Background: In some patients with ischemic cardiomyopathy, despite large increases in ventricular size with decreased cardiac output, the paradox of preserved stroke volume has been observed. Following surgical ventricular restoration, despite marked improvements clinically and in ventricular volumes and ejection fraction, a decrease in stroke volume was observed. Methods: 101 consecutive patients with postinfarction left ventricular aneurysms were studied by 2-dimensional echocardiography and contrast ventriculography at baseline, and 57 of these patients at 1.7 to 2.2 years (mean 1.95.0.44 years) after surgical ventricular restoration. Results: Surgical ventricular restoration resulted in a decrease in end-diastolic volume index of 40.2 mL (95% confidence interval: 33.6-46.7) and stroke volume index of 10.0 mL (95% confidence interval: 6.6-13.5), and an increase in ejection fraction of 6.7% (95% confidence interval: 5.5-7.9). The stroke volume index had a significant linear relationship with the end-diastolic volume index at rest in patients with end-diastolic volume index <150 mL (r=0.64, p<0.001).
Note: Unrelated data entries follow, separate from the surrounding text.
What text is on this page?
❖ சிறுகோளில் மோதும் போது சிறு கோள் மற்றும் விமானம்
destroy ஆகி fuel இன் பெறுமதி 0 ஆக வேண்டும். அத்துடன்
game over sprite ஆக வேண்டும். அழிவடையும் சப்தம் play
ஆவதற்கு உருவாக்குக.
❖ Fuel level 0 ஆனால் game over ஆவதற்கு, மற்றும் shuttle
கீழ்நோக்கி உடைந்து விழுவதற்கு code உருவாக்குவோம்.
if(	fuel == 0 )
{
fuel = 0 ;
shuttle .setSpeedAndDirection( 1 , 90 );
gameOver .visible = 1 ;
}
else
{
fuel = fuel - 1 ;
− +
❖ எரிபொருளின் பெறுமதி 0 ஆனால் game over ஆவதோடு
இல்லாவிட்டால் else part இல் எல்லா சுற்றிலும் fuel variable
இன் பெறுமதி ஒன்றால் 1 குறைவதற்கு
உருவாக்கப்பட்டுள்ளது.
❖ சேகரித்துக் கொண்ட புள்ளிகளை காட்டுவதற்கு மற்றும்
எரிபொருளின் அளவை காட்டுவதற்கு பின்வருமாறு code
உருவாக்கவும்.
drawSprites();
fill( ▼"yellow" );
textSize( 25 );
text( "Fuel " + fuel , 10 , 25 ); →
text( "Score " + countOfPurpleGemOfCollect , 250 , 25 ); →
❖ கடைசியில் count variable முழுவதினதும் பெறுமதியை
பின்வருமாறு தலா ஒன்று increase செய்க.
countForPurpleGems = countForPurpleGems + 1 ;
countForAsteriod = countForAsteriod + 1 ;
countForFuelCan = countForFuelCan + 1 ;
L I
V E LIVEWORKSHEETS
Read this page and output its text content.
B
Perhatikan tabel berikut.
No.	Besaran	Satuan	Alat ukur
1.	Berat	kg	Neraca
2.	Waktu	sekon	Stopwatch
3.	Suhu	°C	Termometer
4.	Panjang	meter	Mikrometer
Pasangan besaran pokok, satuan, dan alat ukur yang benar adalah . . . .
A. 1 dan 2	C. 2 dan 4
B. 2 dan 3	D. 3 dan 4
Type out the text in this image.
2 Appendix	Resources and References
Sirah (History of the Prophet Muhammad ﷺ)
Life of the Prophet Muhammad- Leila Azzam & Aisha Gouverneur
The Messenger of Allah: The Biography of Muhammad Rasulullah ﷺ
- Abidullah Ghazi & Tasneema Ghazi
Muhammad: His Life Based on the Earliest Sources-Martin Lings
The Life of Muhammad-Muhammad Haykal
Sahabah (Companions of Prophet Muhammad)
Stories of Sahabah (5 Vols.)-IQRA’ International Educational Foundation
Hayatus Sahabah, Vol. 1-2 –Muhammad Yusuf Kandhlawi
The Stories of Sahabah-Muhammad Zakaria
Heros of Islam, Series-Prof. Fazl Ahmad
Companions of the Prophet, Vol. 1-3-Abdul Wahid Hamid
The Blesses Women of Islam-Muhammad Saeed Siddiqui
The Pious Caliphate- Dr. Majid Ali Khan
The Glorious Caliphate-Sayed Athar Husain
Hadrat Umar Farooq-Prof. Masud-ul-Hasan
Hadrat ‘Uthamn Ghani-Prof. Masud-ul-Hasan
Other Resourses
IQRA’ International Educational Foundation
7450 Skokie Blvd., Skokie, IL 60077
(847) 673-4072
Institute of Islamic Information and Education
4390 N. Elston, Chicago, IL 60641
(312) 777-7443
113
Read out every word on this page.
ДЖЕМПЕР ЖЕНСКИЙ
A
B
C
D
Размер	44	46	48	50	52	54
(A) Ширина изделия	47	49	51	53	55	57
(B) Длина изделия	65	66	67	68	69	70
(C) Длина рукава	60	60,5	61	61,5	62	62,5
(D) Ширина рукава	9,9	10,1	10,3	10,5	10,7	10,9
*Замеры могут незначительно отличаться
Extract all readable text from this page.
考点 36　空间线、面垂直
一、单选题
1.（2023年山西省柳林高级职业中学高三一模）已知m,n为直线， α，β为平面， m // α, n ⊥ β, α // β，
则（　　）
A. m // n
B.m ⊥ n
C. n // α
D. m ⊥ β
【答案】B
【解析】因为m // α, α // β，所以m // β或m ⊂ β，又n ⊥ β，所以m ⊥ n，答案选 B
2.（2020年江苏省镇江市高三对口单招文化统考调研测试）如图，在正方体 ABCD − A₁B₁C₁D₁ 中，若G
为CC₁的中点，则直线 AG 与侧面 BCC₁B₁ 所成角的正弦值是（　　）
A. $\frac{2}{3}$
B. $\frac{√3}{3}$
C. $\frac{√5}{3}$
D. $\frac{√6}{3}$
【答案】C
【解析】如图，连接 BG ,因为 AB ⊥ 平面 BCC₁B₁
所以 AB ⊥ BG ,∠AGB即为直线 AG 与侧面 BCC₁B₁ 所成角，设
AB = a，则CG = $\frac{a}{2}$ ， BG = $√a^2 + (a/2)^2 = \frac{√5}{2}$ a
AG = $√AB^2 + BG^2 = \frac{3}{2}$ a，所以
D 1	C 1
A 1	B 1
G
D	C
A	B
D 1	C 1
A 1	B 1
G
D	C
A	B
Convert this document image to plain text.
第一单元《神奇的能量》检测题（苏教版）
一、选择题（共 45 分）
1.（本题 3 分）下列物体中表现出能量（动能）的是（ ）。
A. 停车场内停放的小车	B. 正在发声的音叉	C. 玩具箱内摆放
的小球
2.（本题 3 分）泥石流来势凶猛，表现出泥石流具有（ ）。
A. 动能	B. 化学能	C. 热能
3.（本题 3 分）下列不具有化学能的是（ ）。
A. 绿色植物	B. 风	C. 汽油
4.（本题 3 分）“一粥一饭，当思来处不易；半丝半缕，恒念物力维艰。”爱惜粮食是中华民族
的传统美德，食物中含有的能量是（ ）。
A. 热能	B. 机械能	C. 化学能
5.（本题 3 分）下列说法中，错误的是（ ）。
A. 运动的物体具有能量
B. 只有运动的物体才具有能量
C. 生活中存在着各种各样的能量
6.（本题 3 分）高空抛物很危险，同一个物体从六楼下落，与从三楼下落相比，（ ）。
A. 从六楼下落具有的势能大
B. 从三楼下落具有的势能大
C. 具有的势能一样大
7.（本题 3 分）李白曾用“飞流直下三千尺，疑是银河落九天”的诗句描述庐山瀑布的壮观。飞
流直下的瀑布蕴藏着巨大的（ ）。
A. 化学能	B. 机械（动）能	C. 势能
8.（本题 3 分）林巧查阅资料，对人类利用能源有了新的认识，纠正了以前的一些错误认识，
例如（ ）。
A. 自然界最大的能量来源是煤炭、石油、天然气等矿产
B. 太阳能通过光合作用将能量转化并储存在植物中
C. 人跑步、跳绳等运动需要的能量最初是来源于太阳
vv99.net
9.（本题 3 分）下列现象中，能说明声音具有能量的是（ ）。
In patients with end-diastolic volume index >150 mL, this linear relationship was not seen. The change in end-diastolic volume index and stroke volume index had a significant linear relationship (r=0.72, p<0.001) that persisted at 1.95 years after surgery. Conclusions: In ischemic cardiomyopathy, stroke volume increases linearly with increases in end-diastolic volume up to a certain magnitude of end-diastolic volume, beyond which it decreases. Hence, following surgical ventricular restoration, decreases in stroke volume are not a reflection of impaired cardiac function.